Nessas horas, o mundo tumultuado se aquieta, o céu se recobre de estrelas e eu, feliz apesar de cansado, concluo: “Tal mulher me basta!”.

O mundo cai de cansaço.

A salvação, mais que viável,

é certa para santos e réprobos.

E, na alvorada seguinte, recebo novamente a cândida bênção: “Um beijo, meu neguinho! Mais um, Biscuí!”.

Aprendo. Te aprendo, homem. O que a memória ama

fica eterno. Te amo com a memória, imperecível.

&&&

Só melhoro quando chove.

Adélia, quando o céu daqui se arruma, e as nuvens engravidam-se de chuvas, há um riso que desponta no miolo da minha tristeza. Tal riso, milagroso e aura dadivosa, espalha-se por entre os meus músculos e nervos, a ganhar, em seguida, a praia das minhas mãos. Com elas, tal qual um Merlin sertanejo, saio pelas ruas a obrar o milagre de dar apertos que reverdecem os homens.

O maior milagre do sertão é obra da chuva. E tem a duração do dia.

A boa-noite floriu suas flores grandes,

parecendo saia branca.

Se eu tocasse um piano elas dançavam.

Fica tão bom o mundo assim com elas

Sempre as flores a mudarem o estado de nosso espírito! Basta uma delas, Senhora Prado, para que o amanhecer se cubra com o manto da divindade.

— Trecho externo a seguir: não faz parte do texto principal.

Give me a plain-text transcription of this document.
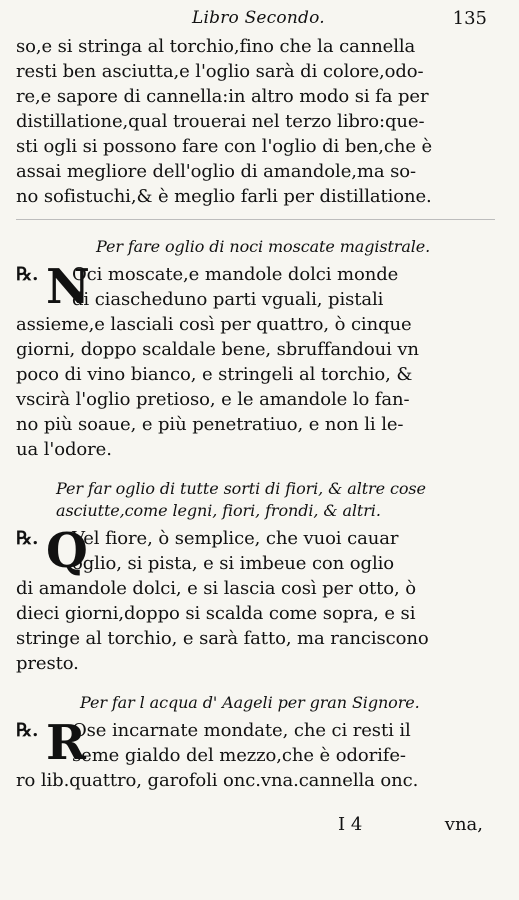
Libro Secondo.	135

so,e si stringa al torchio,fino che la cannella

resti ben asciutta,e l'oglio sarà di colore,odo-

re,e sapore di cannella:in altro modo si fa per

distillatione,qual trouerai nel terzo libro:que-

sti ogli si possono fare con l'oglio di ben,che è

assai megliore dell'oglio di amandole,ma so-

no sofistuchi,& è meglio farli per distillatione.

Per fare oglio di noci moscate magistrale.

℞. N

Oci moscate,e mandole dolci monde

di ciascheduno parti vguali, pistali

assieme,e lasciali così per quattro, ò cinque

giorni, doppo scaldale bene, sbruffandoui vn

poco di vino bianco, e stringeli al torchio, &

vscirà l'oglio pretioso, e le amandole lo fan-

no più soaue, e più penetratiuo, e non li le-

ua l'odore.

Per far oglio di tutte sorti di fiori, & altre cose

asciutte,come legni, fiori, frondi, & altri.

℞. Q

Vel fiore, ò semplice, che vuoi cauar

oglio, si pista, e si imbeue con oglio

di amandole dolci, e si lascia così per otto, ò

dieci giorni,doppo si scalda come sopra, e si

stringe al torchio, e sarà fatto, ma rancisconо

presto.

Per far l acqua d' Aageli per gran Signore.

℞. R

Ose incarnate mondate, che ci resti il

seme gialdo del mezzo,che è odorifе-

ro lib.quattro, garofoli onc.vna.cannella onc.

I 4	vna,
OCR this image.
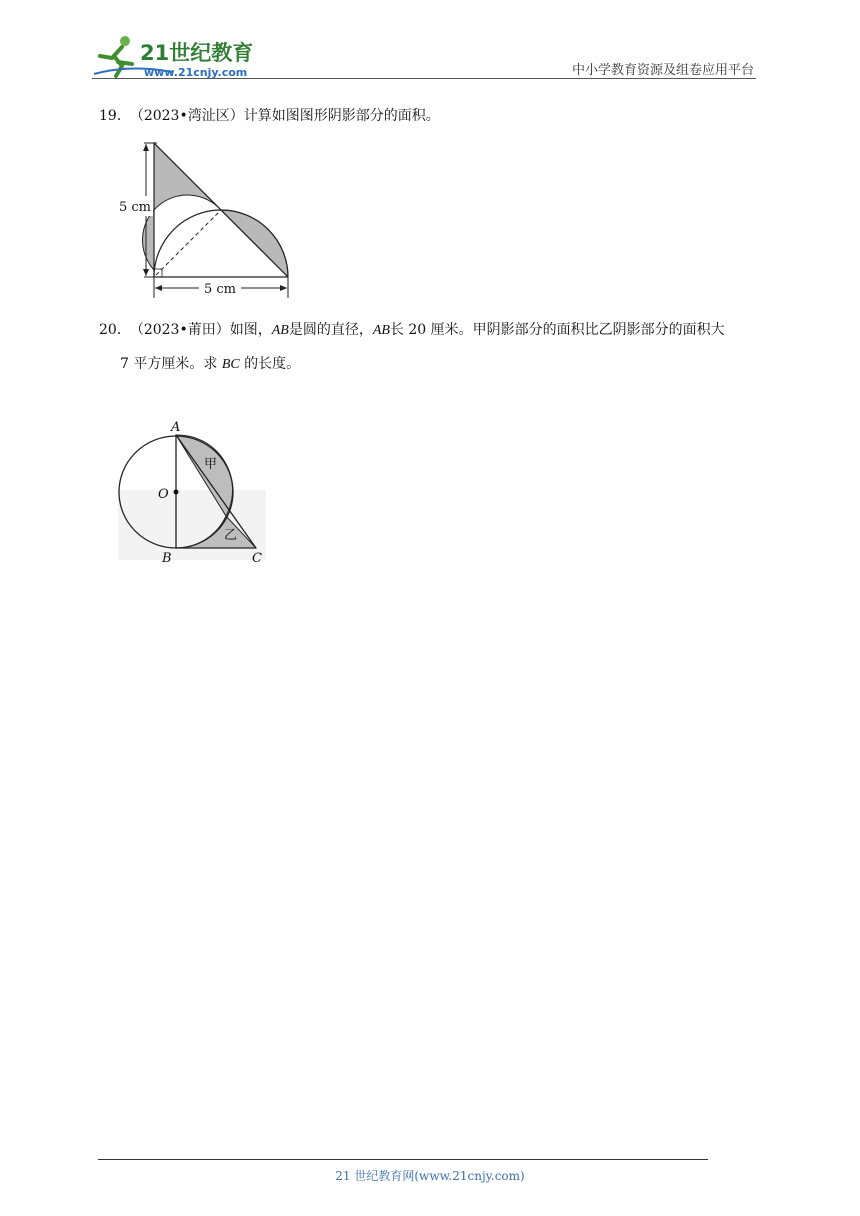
21世纪教育
www.21cnjy.com	中小学教育资源及组卷应用平台
19． （2023•湾沚区）计算如图图形阴影部分的面积。
5 cm
5 cm
20． （2023•莆田）如图，AB是圆的直径，AB长 20 厘米。甲阴影部分的面积比乙阴影部分的面积大
7 平方厘米。求 BC 的长度。
A
O
B	C
甲
乙
21 世纪教育网(www.21cnjy.com)
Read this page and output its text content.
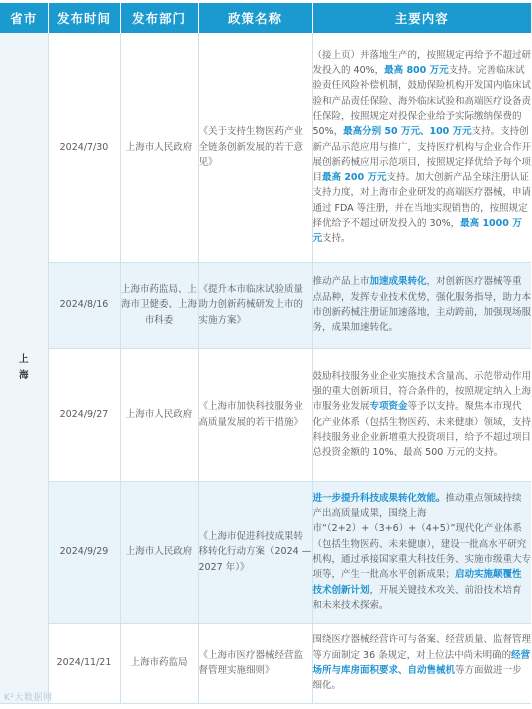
省市	发布时间	发布部门	政策名称	主要内容
上
海	2024/7/30	上海市人民政府	《关于支持生物医药产业全链条创新发展的若干意见》	（接上页）并落地生产的，按照规定再给予不超过研发投入的 40%，最高 800 万元支持。完善临床试验责任风险补偿机制，鼓励保险机构开发国内临床试验和产品责任保险、海外临床试验和高端医疗设备责任保险，按照规定对投保企业给予实际缴纳保费的 50%，最高分别 50 万元、100 万元支持。支持创新产品示范应用与推广，支持医疗机构与企业合作开展创新药械应用示范项目，按照规定择优给予每个项目最高 200 万元支持。加大创新产品全球注册认证支持力度，对上海市企业研发的高端医疗器械，申请通过 FDA 等注册，并在当地实现销售的，按照规定择优给予不超过研发投入的 30%，最高 1000 万元支持。
	2024/8/16	上海市药监局、上海市卫健委、上海市科委	《提升本市临床试验质量 助力创新药械研发上市的实施方案》	推动产品上市加速成果转化，对创新医疗器械等重点品种，发挥专业技术优势，强化服务指导，助力本市创新药械注册证加速落地，主动跨前，加强现场服务，成果加速转化。
	2024/9/27	上海市人民政府	《上海市加快科技服务业高质量发展的若干措施》	鼓励科技服务业企业实施技术含量高、示范带动作用强的重大创新项目，符合条件的，按照规定纳入上海市服务业发展专项资金等予以支持。聚焦本市现代化产业体系（包括生物医药、未来健康）领域，支持科技服务业企业新增重大投资项目，给予不超过项目总投资金额的 10%、最高 500 万元的支持。
	2024/9/29	上海市人民政府	《上海市促进科技成果转移转化行动方案（2024 — 2027 年）》	进一步提升科技成果转化效能。推动重点领域持续产出高质量成果，围绕上海市“（2+2）+（3+6）+（4+5）”现代化产业体系（包括生物医药、未来健康），建设一批高水平研究机构，通过承接国家重大科技任务、实施市级重大专项等，产生一批高水平创新成果；启动实施颠覆性技术创新计划，开展关键技术攻关、前沿技术培育和未来技术探索。
	2024/11/21	上海市药监局	《上海市医疗器械经营监督管理实施细则》	围绕医疗器械经营许可与备案、经营质量、监督管理等方面制定 36 条规定，对上位法中尚未明确的经营场所与库房面积要求、自动售械机等方面做进一步细化。
K²大数据网
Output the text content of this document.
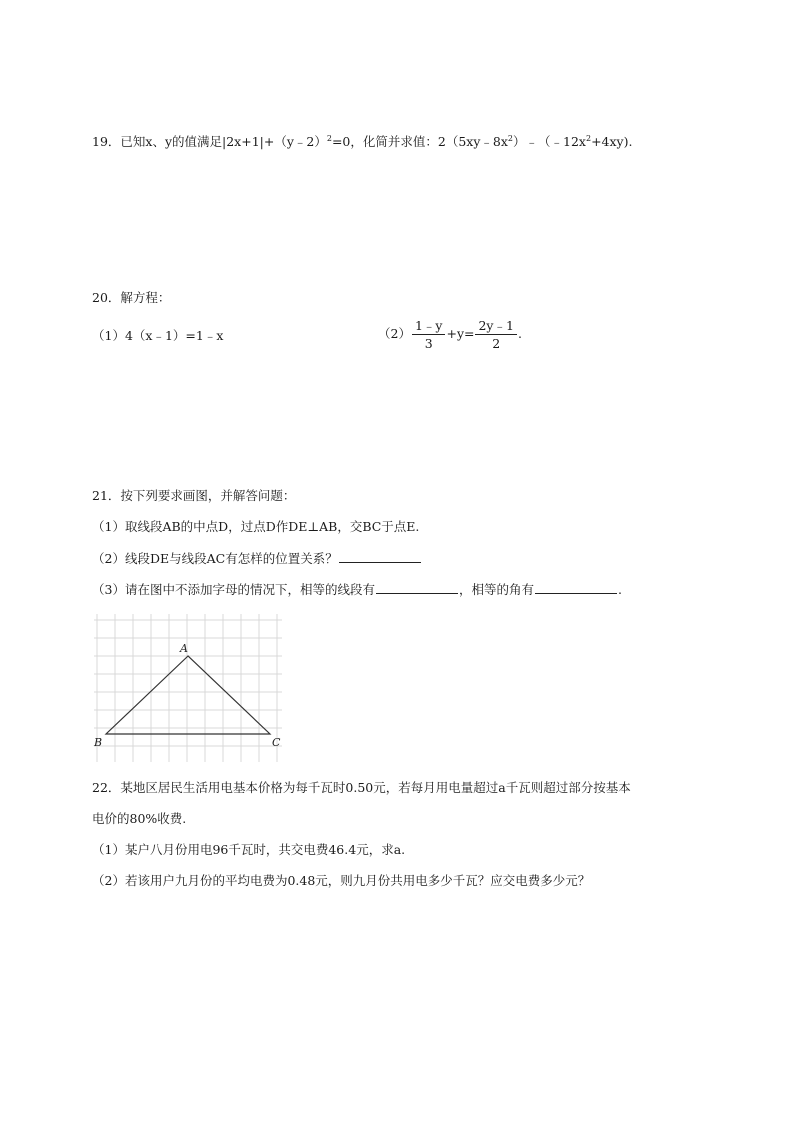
19．已知x、y的值满足|2x+1|+（y﹣2）$^2$=0，化简并求值：$2(5xy﹣8x^2)﹣(﹣12x^2+4xy)$.
20．解方程：
（1）4（x﹣1）=1﹣x	$(2) \frac{1﹣y}{3} +y= \frac{2y﹣1}{2}$ .
21．按下列要求画图，并解答问题：
（1）取线段AB的中点D，过点D作DE⊥AB，交BC于点E.
（2）线段DE与线段AC有怎样的位置关系？
（3）请在图中不添加字母的情况下，相等的线段有	，相等的角有	.
A
B	C
22．某地区居民生活用电基本价格为每千瓦时0.50元，若每月用电量超过a千瓦则超过部分按基本
电价的80%收费.
（1）某户八月份用电96千瓦时，共交电费46.4元，求a.
（2）若该用户九月份的平均电费为0.48元，则九月份共用电多少千瓦？应交电费多少元？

Toda vez em que me deparo com um florescer, refloresço melhor; em especial, à boca da noite.

A salvação opera nos abismos.

O poeta é um ente filho de uma grande flor, que foi engravidada por uma abelha amante das palavras-canções. Oráculos de maio.

&&&

A noite dura seu tempo, mas a barra do dia barra,

espanca a soberba das trevas.

Acorde, Adélia! A barra do dia quer ressurgir (ouça as seis baladas do entardecer!), contudo os homens precisam da filha de Divinópolis para romper as amarras da soberba que seguram a escuridão das trevas. Venha com uma tulha de poemas e faça com que o fogo das sarças ardentes rompa, sem esforço e com a faca no peito, tantos férreos elos. Serão cacos para um vitral.

A poesia é pura compaixão.

Obs.: os trechos em itálico foram extraídos do livro: Reunião de poesia, de Adélia Prado. – 1ª edição – Rio de Janeiro: BestBolso, 2015.

*Clauder Arcanjo é escritor e editor, membro da Academia Norte-rio-grandense de Letras.